Crozier does not remember being shot in the left leg, but the pain from the muscle there, just above and under his knee, convinces him that a third bullet must have passed through at that point. He can feel both the entrance and exit holes under his shaking fingers. Two inches higher and the bullet would have taken his knee, the knee would have cost him his leg, and his leg would almost certainly have meant his life. Again there is a poultice-bandage there, and although he can feel scabs, there seems to be no fresh flow of blood.

No wonder I’m burning up from fever. I’m dying of sepsis.

Then he realizes that the heat he feels may not be fever. These robes insulate so well and Lady Silence’s naked body next to his is pouring out so much heat that he is completely warm for the first time in… how long? Months? Years?

With great effort, Crozier pushes back the top of the robe that covers both of them, allowing a little cooler air in.

Silence stirs but does not waken.

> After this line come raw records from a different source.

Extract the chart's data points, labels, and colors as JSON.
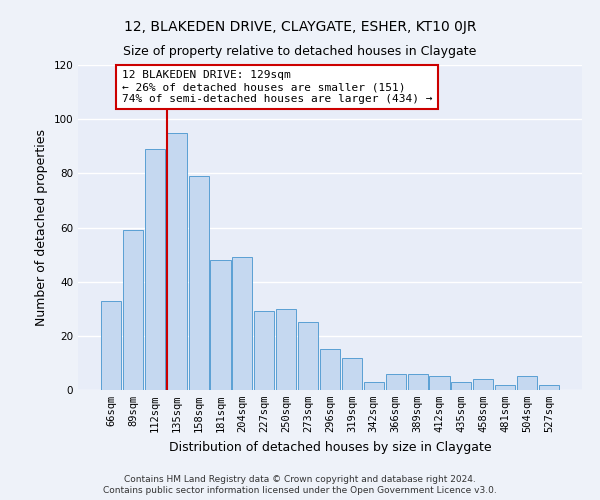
{
  "title": "12, BLAKEDEN DRIVE, CLAYGATE, ESHER, KT10 0JR",
  "subtitle": "Size of property relative to detached houses in Claygate",
  "xlabel": "Distribution of detached houses by size in Claygate",
  "ylabel": "Number of detached properties",
  "bar_labels": [
    "66sqm",
    "89sqm",
    "112sqm",
    "135sqm",
    "158sqm",
    "181sqm",
    "204sqm",
    "227sqm",
    "250sqm",
    "273sqm",
    "296sqm",
    "319sqm",
    "342sqm",
    "366sqm",
    "389sqm",
    "412sqm",
    "435sqm",
    "458sqm",
    "481sqm",
    "504sqm",
    "527sqm"
  ],
  "bar_values": [
    33,
    59,
    89,
    95,
    79,
    48,
    49,
    29,
    30,
    25,
    15,
    12,
    3,
    6,
    6,
    5,
    3,
    4,
    2,
    5,
    2
  ],
  "bar_color": "#c5d8f0",
  "bar_edge_color": "#5a9fd4",
  "ylim": [
    0,
    120
  ],
  "yticks": [
    0,
    20,
    40,
    60,
    80,
    100,
    120
  ],
  "vline_index": 3,
  "vline_color": "#cc0000",
  "annotation_text": "12 BLAKEDEN DRIVE: 129sqm\n← 26% of detached houses are smaller (151)\n74% of semi-detached houses are larger (434) →",
  "annotation_box_color": "#ffffff",
  "annotation_box_edge": "#cc0000",
  "footer1": "Contains HM Land Registry data © Crown copyright and database right 2024.",
  "footer2": "Contains public sector information licensed under the Open Government Licence v3.0.",
  "bg_color": "#eef2f9",
  "plot_bg_color": "#e8edf8",
  "grid_color": "#ffffff",
  "title_fontsize": 10,
  "subtitle_fontsize": 9,
  "axis_label_fontsize": 9,
  "tick_fontsize": 7.5,
  "annotation_fontsize": 8,
  "footer_fontsize": 6.5
}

Staring at her in the dim light in the tent, he thinks she looks like a child — perhaps like one of his cousin Albert’s younger teenaged daughters.

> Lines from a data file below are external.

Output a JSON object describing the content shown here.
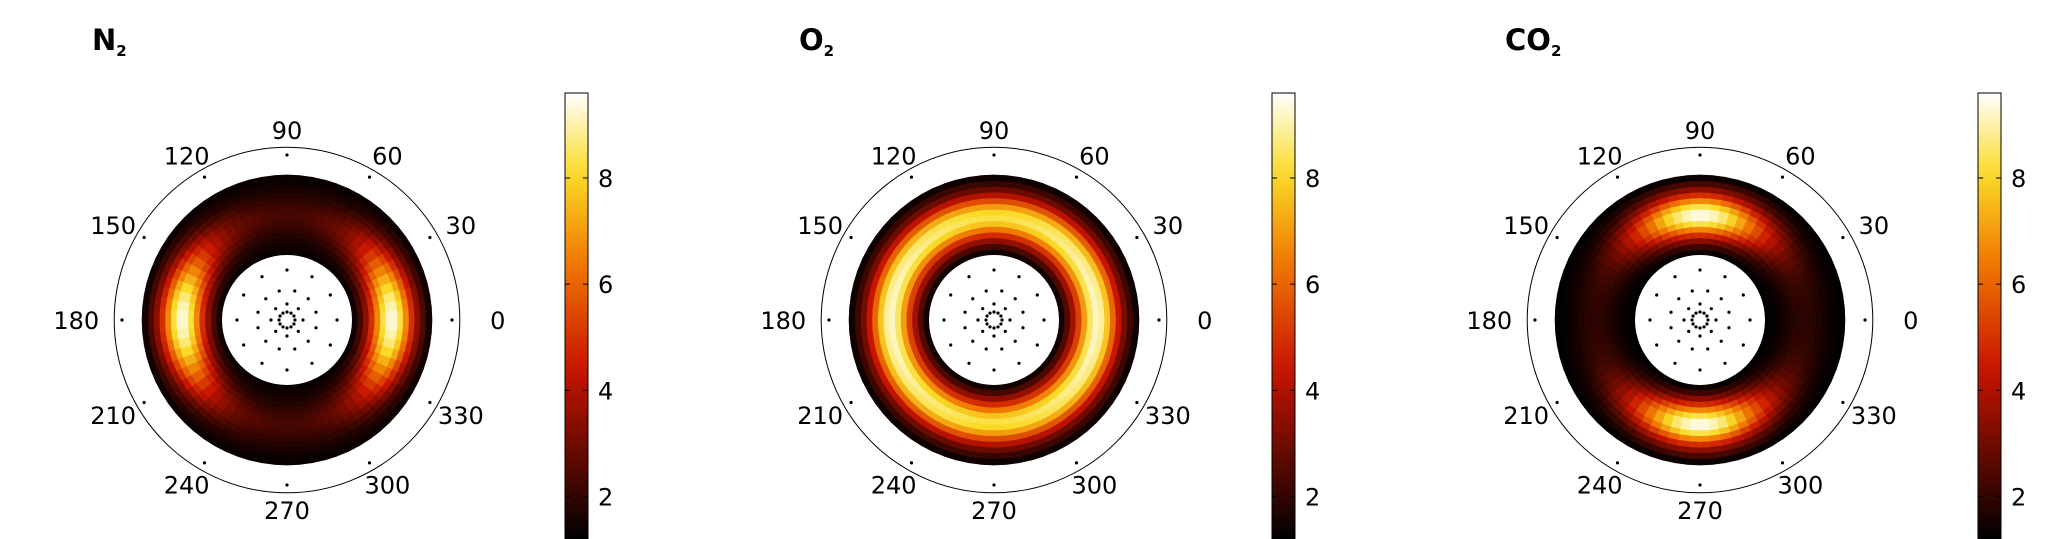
{
  "chart_data": [
    {
      "type": "heatmap",
      "title_main": "N",
      "title_sub": "2",
      "angle_labels": [
        "90",
        "60",
        "30",
        "0",
        "330",
        "300",
        "270",
        "240",
        "210",
        "180",
        "150",
        "120"
      ],
      "colorbar": {
        "ticks": [
          "2",
          "4",
          "6",
          "8"
        ],
        "range": [
          1.2,
          9.6
        ]
      },
      "grid": false,
      "pattern": {
        "kind": "lobes",
        "axis_deg": 0,
        "width_deg": 40,
        "radius_frac": 0.5,
        "peak": 9.4,
        "floor": 1.3,
        "base": 5.0
      }
    },
    {
      "type": "heatmap",
      "title_main": "O",
      "title_sub": "2",
      "angle_labels": [
        "90",
        "60",
        "30",
        "0",
        "330",
        "300",
        "270",
        "240",
        "210",
        "180",
        "150",
        "120"
      ],
      "colorbar": {
        "ticks": [
          "2",
          "4",
          "6",
          "8"
        ],
        "range": [
          1.2,
          9.6
        ]
      },
      "grid": false,
      "pattern": {
        "kind": "ring",
        "axis_deg": 0,
        "width_deg": 70,
        "radius_frac": 0.48,
        "peak": 9.2,
        "floor": 1.3,
        "base": 7.2
      }
    },
    {
      "type": "heatmap",
      "title_main": "CO",
      "title_sub": "2",
      "angle_labels": [
        "90",
        "60",
        "30",
        "0",
        "330",
        "300",
        "270",
        "240",
        "210",
        "180",
        "150",
        "120"
      ],
      "colorbar": {
        "ticks": [
          "2",
          "4",
          "6",
          "8"
        ],
        "range": [
          1.2,
          9.6
        ]
      },
      "grid": false,
      "pattern": {
        "kind": "lobes",
        "axis_deg": 90,
        "width_deg": 38,
        "radius_frac": 0.5,
        "peak": 9.5,
        "floor": 1.2,
        "base": 4.0
      }
    }
  ]
}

With this thought in mind — remembering playing croquet on a green lawn in Dublin — Crozier falls asleep again.

* * *

She is in her parka and kneeling in front of him, hands about a foot apart, string made of animal sinew or gut dancing between her splayed fingers and thumbs. She is using her fingers to play a cat’s cradle child’s game with sinew as string.

Crozier watches dully.

The same two patterns keep appearing out of the complicated crisscross of sinew string. The first comprises three bands of strings creating two triangles at the top, just in from her thumbs, but with a double loop of string in the lower center of the pattern showing a peaked dome. The second pattern — her right hand pulled far away with just two bare strings running almost to her left hand where the string loops around just her thumb and little finger — shows a complex little loop of doubled string that looks like a cartoon figure with four oval legs or flippers and and a string-loop head.

Crozier has no idea what the forms mean. He shakes his head slowly to let her know that he does not want to play.

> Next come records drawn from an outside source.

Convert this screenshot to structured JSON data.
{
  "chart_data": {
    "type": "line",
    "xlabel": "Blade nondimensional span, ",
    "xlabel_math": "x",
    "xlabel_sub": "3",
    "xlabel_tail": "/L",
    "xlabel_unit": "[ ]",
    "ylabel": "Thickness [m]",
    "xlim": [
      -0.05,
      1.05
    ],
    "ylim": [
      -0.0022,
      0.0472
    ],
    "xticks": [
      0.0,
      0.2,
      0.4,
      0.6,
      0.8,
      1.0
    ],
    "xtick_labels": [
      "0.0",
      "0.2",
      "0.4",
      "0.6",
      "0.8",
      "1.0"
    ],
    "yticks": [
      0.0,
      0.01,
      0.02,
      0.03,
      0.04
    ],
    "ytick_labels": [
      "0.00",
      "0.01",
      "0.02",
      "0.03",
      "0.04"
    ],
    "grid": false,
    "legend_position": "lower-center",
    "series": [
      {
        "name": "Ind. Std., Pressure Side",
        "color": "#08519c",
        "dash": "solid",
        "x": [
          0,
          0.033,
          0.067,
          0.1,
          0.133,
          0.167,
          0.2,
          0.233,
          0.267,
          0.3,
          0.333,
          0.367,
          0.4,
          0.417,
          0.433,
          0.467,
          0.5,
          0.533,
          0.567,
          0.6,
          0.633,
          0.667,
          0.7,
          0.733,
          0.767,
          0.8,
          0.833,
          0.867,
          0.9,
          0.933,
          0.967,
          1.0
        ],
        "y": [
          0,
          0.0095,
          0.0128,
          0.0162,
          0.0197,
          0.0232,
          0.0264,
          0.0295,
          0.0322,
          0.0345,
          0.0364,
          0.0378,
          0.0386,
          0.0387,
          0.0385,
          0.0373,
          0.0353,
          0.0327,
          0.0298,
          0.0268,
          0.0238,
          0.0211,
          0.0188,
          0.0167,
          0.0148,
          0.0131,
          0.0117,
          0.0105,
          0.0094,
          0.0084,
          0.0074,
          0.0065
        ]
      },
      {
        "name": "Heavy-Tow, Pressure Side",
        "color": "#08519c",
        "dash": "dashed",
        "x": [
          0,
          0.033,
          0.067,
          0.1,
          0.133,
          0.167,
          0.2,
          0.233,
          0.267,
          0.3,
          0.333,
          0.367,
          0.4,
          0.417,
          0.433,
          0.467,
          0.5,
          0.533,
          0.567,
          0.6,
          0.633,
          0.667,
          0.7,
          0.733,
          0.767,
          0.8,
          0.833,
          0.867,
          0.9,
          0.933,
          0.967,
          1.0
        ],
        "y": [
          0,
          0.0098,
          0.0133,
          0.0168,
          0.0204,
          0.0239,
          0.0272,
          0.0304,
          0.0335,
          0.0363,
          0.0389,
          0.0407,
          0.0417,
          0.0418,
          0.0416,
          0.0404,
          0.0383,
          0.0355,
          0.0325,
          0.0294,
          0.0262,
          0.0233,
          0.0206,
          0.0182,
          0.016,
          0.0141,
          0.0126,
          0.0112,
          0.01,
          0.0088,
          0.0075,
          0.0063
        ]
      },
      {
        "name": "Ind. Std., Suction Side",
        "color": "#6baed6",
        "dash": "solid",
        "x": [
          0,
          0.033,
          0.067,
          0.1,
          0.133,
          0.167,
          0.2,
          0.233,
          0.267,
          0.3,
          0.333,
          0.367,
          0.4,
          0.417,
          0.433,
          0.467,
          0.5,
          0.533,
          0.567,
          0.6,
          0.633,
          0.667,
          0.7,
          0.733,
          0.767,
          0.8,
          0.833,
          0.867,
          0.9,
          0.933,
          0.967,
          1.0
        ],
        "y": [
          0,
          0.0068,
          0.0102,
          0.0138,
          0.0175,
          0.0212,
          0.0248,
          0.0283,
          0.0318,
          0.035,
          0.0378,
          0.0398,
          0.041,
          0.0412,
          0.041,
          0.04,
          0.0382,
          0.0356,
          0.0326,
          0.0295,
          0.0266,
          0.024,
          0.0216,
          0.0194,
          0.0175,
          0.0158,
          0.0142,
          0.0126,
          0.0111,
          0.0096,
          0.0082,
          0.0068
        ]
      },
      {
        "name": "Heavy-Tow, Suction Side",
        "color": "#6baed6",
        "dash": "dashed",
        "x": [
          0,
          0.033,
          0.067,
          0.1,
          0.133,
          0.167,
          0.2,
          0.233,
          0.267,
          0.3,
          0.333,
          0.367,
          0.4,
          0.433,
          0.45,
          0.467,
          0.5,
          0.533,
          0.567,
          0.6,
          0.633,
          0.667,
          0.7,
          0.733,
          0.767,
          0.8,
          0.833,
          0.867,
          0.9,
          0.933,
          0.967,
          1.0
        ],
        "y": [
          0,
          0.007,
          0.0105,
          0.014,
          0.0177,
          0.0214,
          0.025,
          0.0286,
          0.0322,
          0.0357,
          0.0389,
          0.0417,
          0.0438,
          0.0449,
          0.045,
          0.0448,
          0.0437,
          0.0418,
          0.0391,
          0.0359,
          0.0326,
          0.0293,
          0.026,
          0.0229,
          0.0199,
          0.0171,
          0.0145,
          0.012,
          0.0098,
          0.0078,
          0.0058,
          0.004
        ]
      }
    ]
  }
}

Silence stares at him for a silent moment, her dark eyes looking into his. Then she undoes the pattern with a graceful collapse of her small hands and sets the string in the ivory bowl he drinks his broth from. A second later she crawls out through the multiple tent flaps.

Shocked by the cold air blowing in for those seconds, Crozier tries to crawl to the opening. He needs to see where he is. Background groans and crackings have suggested that they are still on the ice — perhaps very near where he was shot. Crozier has no sense of how long it has been since Hickey ambushed the four of them — himself, Goodsir, poor Lane and Goddard — but he has hopes that it has been only a few hours, a day or two at most. If he leaves now, he might still be able to get his warning to the men at Rescue Camp before Hickey, Manson, Thompson, and Aylmore show up there to do more damage.

Crozier is able to lift his head and shoulders a few inches but is far too weak to slither out from under the robes, much less to crawl to look out through the caribou-hide tent flaps. He sleeps again.

Sometime later — he is not even sure if it is the same day or if Silence has come and gone several times since he fell asleep — Silence wakes him. The dim light through the hides is the same; the interior of the tent is illuminated by the same blubber lamps. There is a fresh slab of seal lying in the snowy niche in the floor she uses for storage, and Crozier sees that she has just pulled off her heavy outer parka and is wearing only some sort of short pants with the fur side turned inward. The soft outer hide is lighter in color than Silence’s brown skin. Her breasts bobble as she kneels in front of Crozier again.

Suddenly the string dances between her fingers again. This time the little animal design near her left hand is shown first, the string is loosened, retwisted, and the design of the peaked oval dome in the center comes next.